Reimagine the Image Pipeline

Thomas Berger
24. July 2023
Reading time: 4 min
Reimagine the Image Pipeline

Handling incoming images is a very central topic for many companies active in the media industry. Managing these images is a key process day in and day out. 

Many years ago, a company that is amongst the top 10 websites in Austria, started to build its image delivery applicationon their own and hosted it on-premises. This application served as the central pipeline for images used for their website. They added feature by feature and everything was working pretty well. But over the years, with hardly any refactoring of the application and infrastructure, things started to get worse.  And neither the increasing demand for performance nor new feature requests could be satisfied anymore. It was time for something completely new. 

After getting to know their image processing requirements and image publishing pipelines, we designed an image delivery system without any dependencies on

their legacy systems. The new image delivery system consists of an imgproxy Docker container as the core image processing component and a highly available AWS infrastructure around it. All of this was built with CDK (Cloud Development Kit) from AWS for all the infrastructure as code (IaC) benefits. 

The following diagram shows our serverless architectural approach: 

 

This entire serverless architecture provides two functionalities: 

  • An API for image upload requests and image deletion requests 
  • The image delivery system 

The image upload and delete API 

The image API we implemented serves two functionalities. With it, you can upload images into the image store, and you can trigger image deletes. 

The image upload allows image files as parameters or an image URL to download. In case an URL is given a lambda function performs the download of the image file and puts

it into the images store afterward. The image delete method removes the given image from the images store and triggers a CDN purge request to get rid of the cached image. 

With the following AWS components, we achieved this: 

The front-end interface is a REST API created with the AWS API Gateway. With this, we can provide an authenticated public URL. To that API we attached AWS Lambda functions. AWS Lambda is an event-driven service, where you can run your code without thinking about servers. Those lambda functions handle the image uploads or image deletes while doing some additional checks. For storing the images, we have chosen an AWS S3 Bucket which is a serverless object-store

The image delivery system

For delivering the images to the clients, we built the following system: 

Client requests are handled by the AWS CloudFront CDN which has an Application Load Balancer (ALB) configured as its origin. Both are protected by the Web Application Firewall (WAF). The load balancer is targeting the image service which is hosted within an ECS Cluster utilizing AWS Fargate. ECS stands for Elastic Container Service and orchestrates the Docker containers while. Fargate provides a serverless compute layer Based on the current request the image service fetches the image from the S3 Bucket, processes it (like cropping or resizing), and delivers it via CDN. The CDN is used as a caching layer for already processed images.
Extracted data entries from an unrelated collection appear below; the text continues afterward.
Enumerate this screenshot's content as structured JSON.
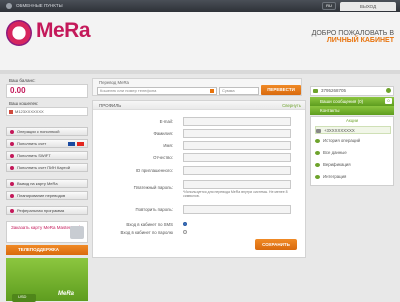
{
  "topbar": {
    "exchange_points": "ОБМЕННЫЕ ПУНКТЫ",
    "language": "RU",
    "exit": "ВЫХОД"
  },
  "header": {
    "logo": "MeRa",
    "welcome_line1": "ДОБРО ПОЖАЛОВАТЬ В",
    "welcome_line2": "ЛИЧНЫЙ КАБИНЕТ"
  },
  "left": {
    "balance_label": "Ваш баланс:",
    "balance_value": "0.00",
    "wallet_label": "Ваш кошелек:",
    "wallet_value": "M123XXXXXXX",
    "menu": [
      "Операции с пополнкой",
      "Пополнить счет",
      "Пополнить SWIFT",
      "Пополнить счет ПИН Картой",
      "Вывод на карту MeRa",
      "Планирование переводов",
      "Реферальная программа"
    ],
    "mc_banner": "Заказать карту MeRa MasterCard",
    "orange_bar": "ТЕЛЕПОДДЕРЖКА",
    "currency": "USD",
    "mini_logo": "MeRa",
    "btn_withdraw": "Выплата",
    "btn_mera": "MeRa"
  },
  "transfer": {
    "label": "Перевод MeRa",
    "recipient_placeholder": "Кошелек или номер телефона",
    "amount_placeholder": "Сумма",
    "button": "ПЕРЕВЕСТИ"
  },
  "profile": {
    "title": "ПРОФИЛЬ",
    "collapse": "Свернуть",
    "fields": [
      "E-mail:",
      "Фамилия:",
      "Имя:",
      "Отчество:",
      "ID приглашенного:",
      "Платежный пароль:",
      "Повторить пароль:"
    ],
    "password_hint": "*Используется для перевода MeRa внутри системы. Не менее 8 символов.",
    "sms_label": "Вход в кабинет по SMS",
    "pass_label": "Вход в кабинет по паролю",
    "save": "СОХРАНИТЬ"
  },
  "right": {
    "phone": "3795268705",
    "messages": "Ваши сообщения (0)",
    "messages_count": "0",
    "contacts": "Контакты",
    "list_title": "Акции",
    "items": [
      "+3XXXXXXXXX",
      "История операций",
      "Все данные",
      "Верификация",
      "Интеграция"
    ]
  }
}
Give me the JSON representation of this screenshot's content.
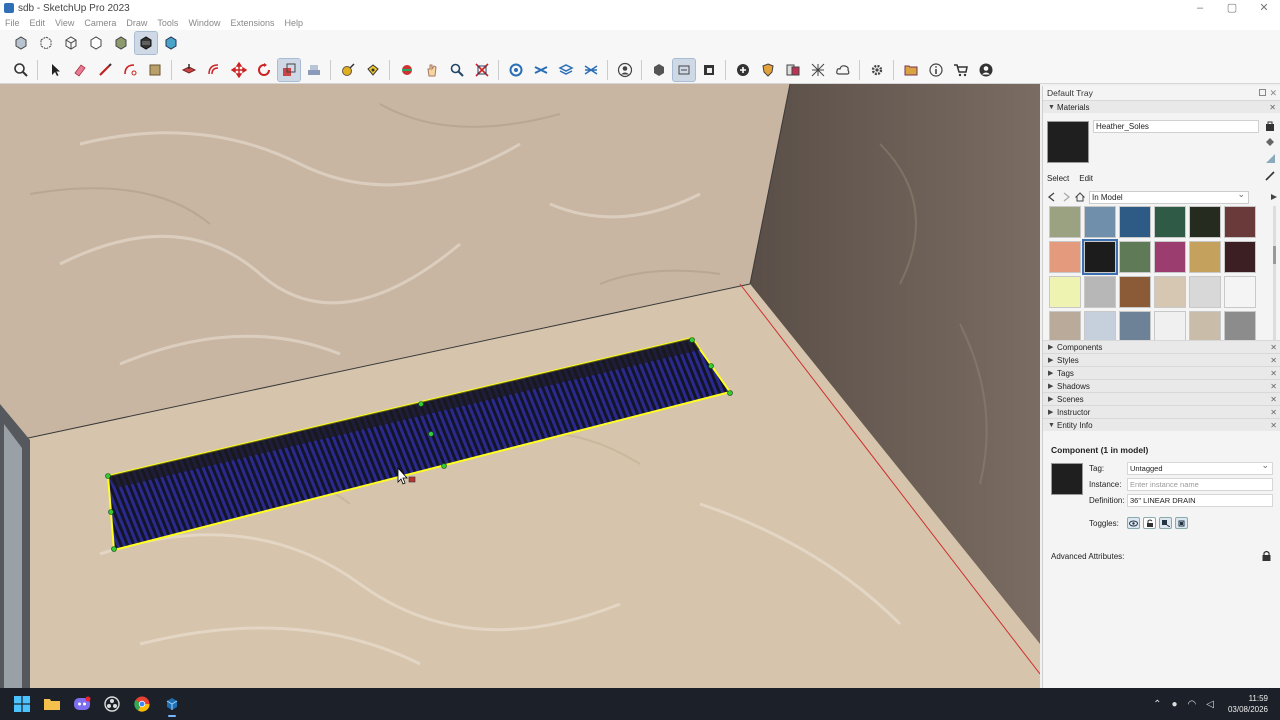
{
  "window": {
    "title": "sdb - SketchUp Pro 2023"
  },
  "menu": [
    "File",
    "Edit",
    "View",
    "Camera",
    "Draw",
    "Tools",
    "Window",
    "Extensions",
    "Help"
  ],
  "tray": {
    "title": "Default Tray",
    "materials": {
      "header": "Materials",
      "current_material": "Heather_Soles",
      "tabs": {
        "select": "Select",
        "edit": "Edit"
      },
      "collection": "In Model",
      "swatch_colors": [
        "#9aa282",
        "#6f8fab",
        "#2e5b85",
        "#2f5a46",
        "#252b1f",
        "#6a3a3b",
        "#e49a7c",
        "#1c1c1c",
        "#5e7a57",
        "#9c3d6f",
        "#c4a25e",
        "#3c1f22",
        "#eef3b2",
        "#b7b7b7",
        "#8b5a36",
        "#d6c7b2",
        "#d8d8d8",
        "#f4f4f4",
        "#b9aa9a",
        "#c5d0dc",
        "#6d8296",
        "#f0f0f0",
        "#c9bca9",
        "#8c8c8c"
      ],
      "selected_index": 7
    },
    "panels": [
      "Components",
      "Styles",
      "Tags",
      "Shadows",
      "Scenes",
      "Instructor"
    ],
    "entity_info": {
      "header": "Entity Info",
      "component_title": "Component (1 in model)",
      "tag_label": "Tag:",
      "tag_value": "Untagged",
      "instance_label": "Instance:",
      "instance_placeholder": "Enter instance name",
      "definition_label": "Definition:",
      "definition_value": "36\" LINEAR DRAIN",
      "toggles_label": "Toggles:",
      "advanced": "Advanced Attributes:"
    }
  },
  "taskbar": {
    "time": "11:59",
    "date": "03/08/2026"
  }
}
Conclusion and business benefits

With this entirely new approach of delivering images to their users, the company achieves a lot of improvements and benefits compared to their previous solution.  

The previous application cached its images locally on the server it was running on and therefore was always facing the problem of running out of storage space. The new system uses S3 for that, which is an infinitely scaling cloud-based object store.  

Performance and cost-optimization improvements got realized and are implemented with a target tracking scaling for Fargate. This ensures that, there is no CPU time and memory wasted as scale n and out operations are now automatically performed based on the current load. This can be very well observed daily during the high demand in the morning and low times over the night but also allows the system to handle the extreme load during special events.

Not to mention all the flexibility and agility it gains for future requirements all backed with CloudWatch real-time monitoring and logging insights. 

Overall, this project is a perfect example to display how a company can profit from the AWS serverless infrastructure capabilities.